Dalam proses interpretasi, Mahkamah Konstitusi juga meminta saran dan pandangan dari beberapa pakar serta tokoh masyarakat. Salah satu tokoh masyarakat yang diundang untuk memberikan tanggapan adalah Direktur Eksekutif Garden of Hope Foundation, Chi Hui-jung. Ia mengatakan, “Saat ini negara-negara maju di dunia sudah tidak mengkategorikan perzinaan sebagai tindakan pidana. Oleh karena itu, sudah waktunya Taiwan melakukan peninjauan terhadap hukum tersebut. Selain itu, kriminalisasi perzinaan melanggar hak privasi rumah tangga, dan tidak sesuai dengan Prasasti Internasional tentang Hak Asasi Manusia.

Departemen Hukum Pidana Yudisial Yuan mengatakan sesuai dengan perkembangan zaman, masyarakat menilai bahwa manusia adalah subjek otonomi seksual dan bukan objek, dan Undang-Undang Hukum Sipil dinilai sudah cukup untuk menjamin hak pasangan dalam berumah tangga. Oleh karena itu, Yudisial Yuan menilai bahwa pasal pidana untuk perzinaan sudah tidak diperlukan.  

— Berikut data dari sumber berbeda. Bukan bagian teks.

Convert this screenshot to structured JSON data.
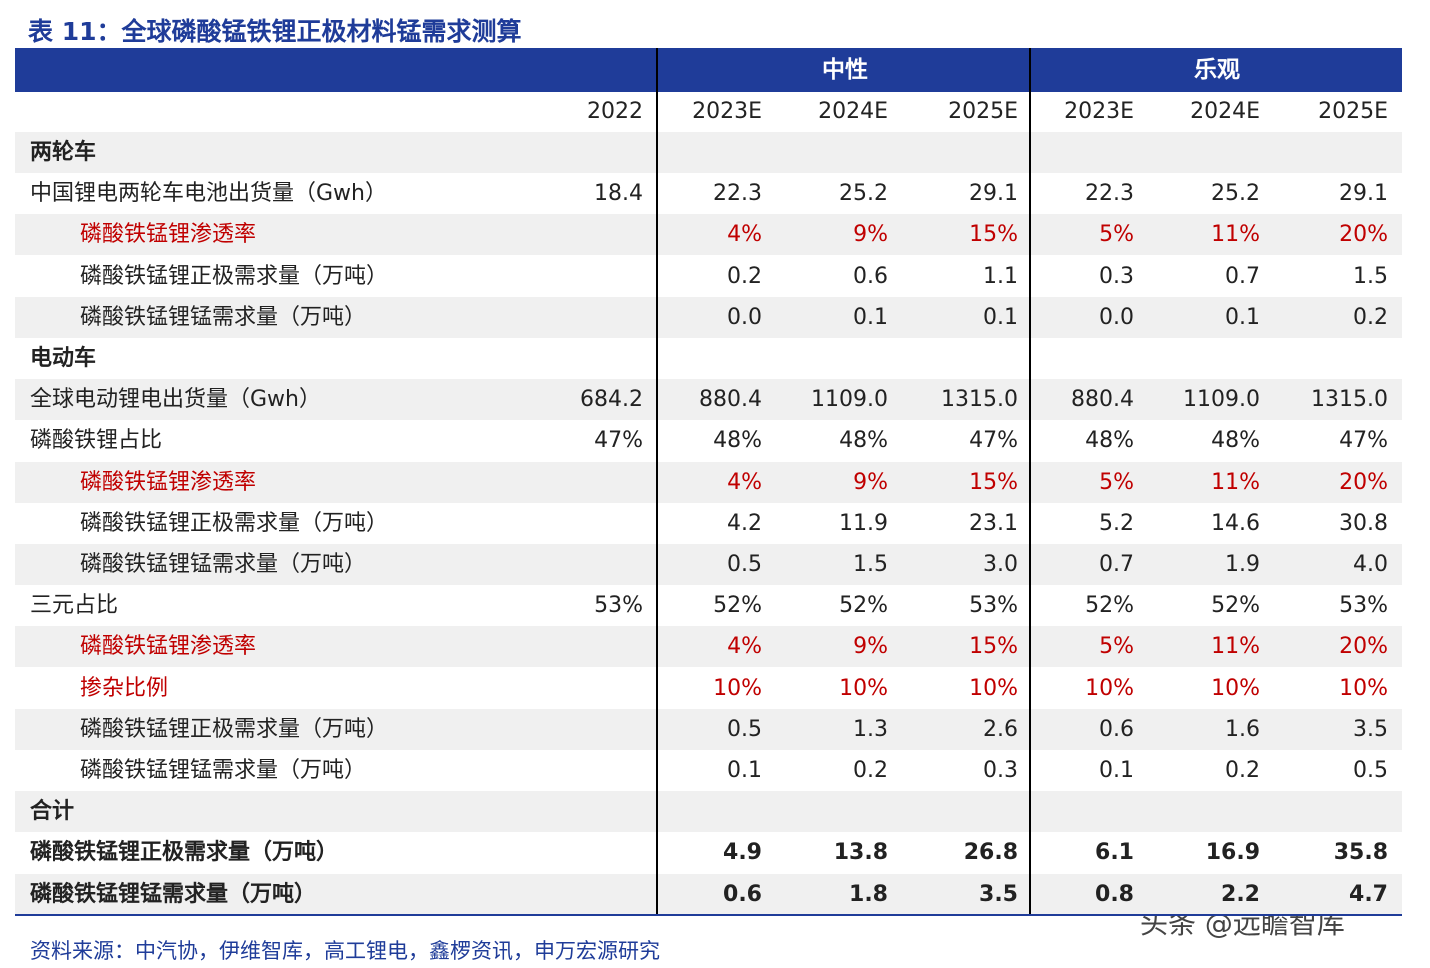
{
  "title": "表 11：全球磷酸锰铁锂正极材料锰需求测算",
  "header": {
    "groups": [
      "中性",
      "乐观"
    ],
    "years": [
      "2022",
      "2023E",
      "2024E",
      "2025E",
      "2023E",
      "2024E",
      "2025E"
    ]
  },
  "rows": [
    {
      "label": "两轮车"
    },
    {
      "label": "中国锂电两轮车电池出货量（Gwh）",
      "values": [
        "18.4",
        "22.3",
        "25.2",
        "29.1",
        "22.3",
        "25.2",
        "29.1"
      ]
    },
    {
      "label": "磷酸铁锰锂渗透率",
      "values": [
        null,
        "4%",
        "9%",
        "15%",
        "5%",
        "11%",
        "20%"
      ]
    },
    {
      "label": "磷酸铁锰锂正极需求量（万吨）",
      "values": [
        null,
        "0.2",
        "0.6",
        "1.1",
        "0.3",
        "0.7",
        "1.5"
      ]
    },
    {
      "label": "磷酸铁锰锂锰需求量（万吨）",
      "values": [
        null,
        "0.0",
        "0.1",
        "0.1",
        "0.0",
        "0.1",
        "0.2"
      ]
    },
    {
      "label": "电动车"
    },
    {
      "label": "全球电动锂电出货量（Gwh）",
      "values": [
        "684.2",
        "880.4",
        "1109.0",
        "1315.0",
        "880.4",
        "1109.0",
        "1315.0"
      ]
    },
    {
      "label": "磷酸铁锂占比",
      "values": [
        "47%",
        "48%",
        "48%",
        "47%",
        "48%",
        "48%",
        "47%"
      ]
    },
    {
      "label": "磷酸铁锰锂渗透率",
      "values": [
        null,
        "4%",
        "9%",
        "15%",
        "5%",
        "11%",
        "20%"
      ]
    },
    {
      "label": "磷酸铁锰锂正极需求量（万吨）",
      "values": [
        null,
        "4.2",
        "11.9",
        "23.1",
        "5.2",
        "14.6",
        "30.8"
      ]
    },
    {
      "label": "磷酸铁锰锂锰需求量（万吨）",
      "values": [
        null,
        "0.5",
        "1.5",
        "3.0",
        "0.7",
        "1.9",
        "4.0"
      ]
    },
    {
      "label": "三元占比",
      "values": [
        "53%",
        "52%",
        "52%",
        "53%",
        "52%",
        "52%",
        "53%"
      ]
    },
    {
      "label": "磷酸铁锰锂渗透率",
      "values": [
        null,
        "4%",
        "9%",
        "15%",
        "5%",
        "11%",
        "20%"
      ]
    },
    {
      "label": "掺杂比例",
      "values": [
        null,
        "10%",
        "10%",
        "10%",
        "10%",
        "10%",
        "10%"
      ]
    },
    {
      "label": "磷酸铁锰锂正极需求量（万吨）",
      "values": [
        null,
        "0.5",
        "1.3",
        "2.6",
        "0.6",
        "1.6",
        "3.5"
      ]
    },
    {
      "label": "磷酸铁锰锂锰需求量（万吨）",
      "values": [
        null,
        "0.1",
        "0.2",
        "0.3",
        "0.1",
        "0.2",
        "0.5"
      ]
    },
    {
      "label": "合计"
    },
    {
      "label": "磷酸铁锰锂正极需求量（万吨）",
      "values": [
        null,
        "4.9",
        "13.8",
        "26.8",
        "6.1",
        "16.9",
        "35.8"
      ]
    },
    {
      "label": "磷酸铁锰锂锰需求量（万吨）",
      "values": [
        null,
        "0.6",
        "1.8",
        "3.5",
        "0.8",
        "2.2",
        "4.7"
      ]
    }
  ],
  "source": "资料来源：中汽协，伊维智库，高工锂电，鑫椤资讯，申万宏源研究",
  "watermark": "头条 @远瞻智库"
}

Dalam survei yang diselenggarakan oleh Kementerian Hukum (MOL) empat tahun lalu, dan diikuti oleh 17.550 orang peserta diketahui bahwa 85% dari responden menolak penghapusan perzinaan sebagai tindakan pidana.
 
Enam tahun yang lalu, MOL juga pernah melakukan survei melalui sebuah perusahaan peneliti opini masyarakat, dan diketahui bahwa 77,3% tidak setuju dengan penghapusan perzinaan dari Kitab Undang-Undang Hukum Pidana. Meskipun pemerintah telah melakukan amandemen terhadap Kitab Undang-Undang Hukum Perdata, sekitar 70% masyarakat masih menyatakan menolak penghapusan tersebut.     
 
Dalam survei yang dilaksanakan 3 tahun lalu oleh Yayasan Taiwan Foundation for Democracy, diketahui bahwa 10% masyarakat menyatakan sangat setuju, 16% menyatakan setuju, 25,1% menyatakan kurang setuju, 44,3% sangat tidak setuju, dan 4,6% tidak peduli. Dengan kata lain, sekitar 26% masyarakat menyatakan setuju dengan penghapusan perzinaan dari Kitab Undang-Undang Hukum Pidana, sedangkan sebannyak 69% masyarakat menyatakan menolak.